US 12,141,683 B2
Performance scaling for dataflow deep neural network hardware accelerators
Arnab Raha, Santa Clara, CA (US); Debabrata Mohapatra, Santa Clara, CA (US); Gautham Chinya, Sunnyvale, CA (US); Guruguhanathan Venkataramanan, Livermore, CA (US); Sang Kyun Kim, San Jose, CA (US); Deepak Mathaikutty, Santa Clara, CA (US); Raymond Sung, San Francisco, CA (US); and Cormac Brick, San Francisco, CA (US)
Assigned to Intel Corporation, Santa Clara, CA (US)
Filed by Intel Corporation, Santa Clara, CA (US)
Filed on Apr. 30, 2021, as Appl. No. 17/246,341.
Prior Publication US 2021/0271960 A1, Sep. 2, 2021
Int. Cl. G06F 17/10 (2006.01); G06F 9/30 (2018.01); G06N 3/04 (2023.01); G06N 3/063 (2023.01)

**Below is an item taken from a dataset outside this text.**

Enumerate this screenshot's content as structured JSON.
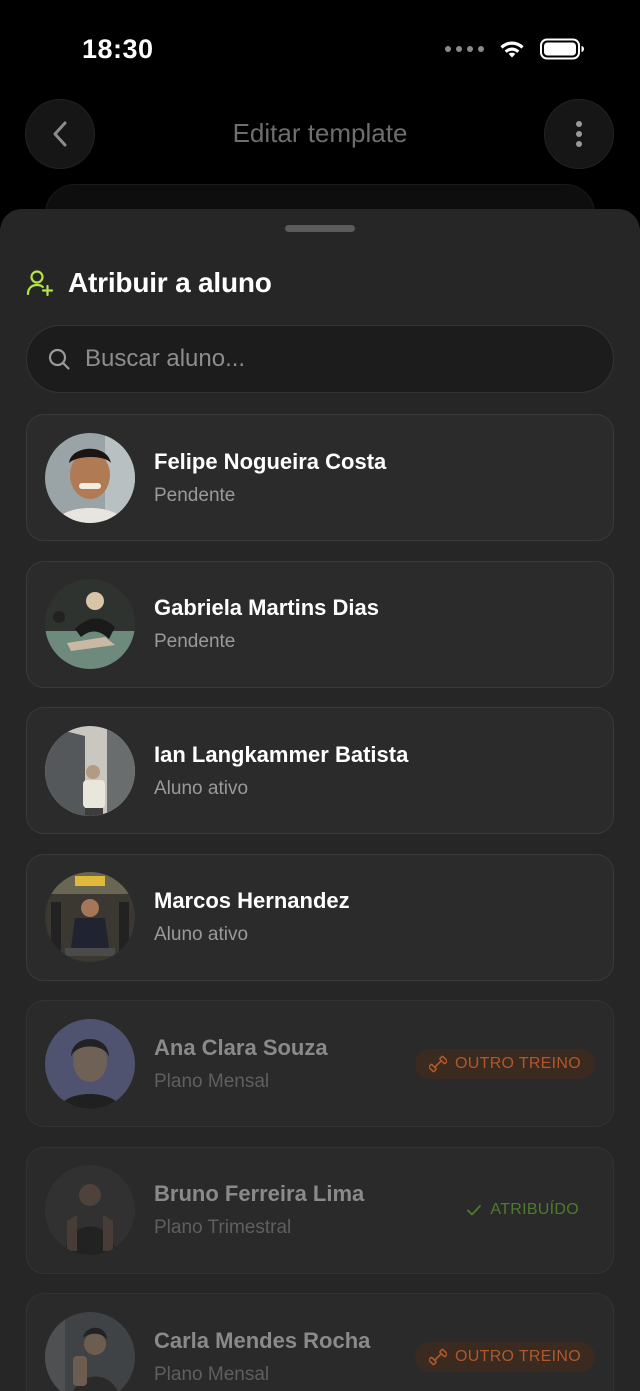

CPC G06N 3/063 (2013.01) [G06F 9/3001 (2013.01); G06N 3/04 (2013.01)] 20 Claims
OG exemplary drawing
 
19. A method, comprising:
receiving sparsity information for input activations (IFs) and weights (FLs) to be used for executing a neural network (NN);
determining an average combined sparsity value for the IFs and FLs based on the sparsity information; and
activating or deactivating, based on the average combined sparsity value, a plurality of multiply-and-accumulate (MAC) units in a processing element (PE) of a PE array implemented by hardware, wherein the PE includes a plurality of MAC units and a register file (RF) comprising a plurality of RF instances.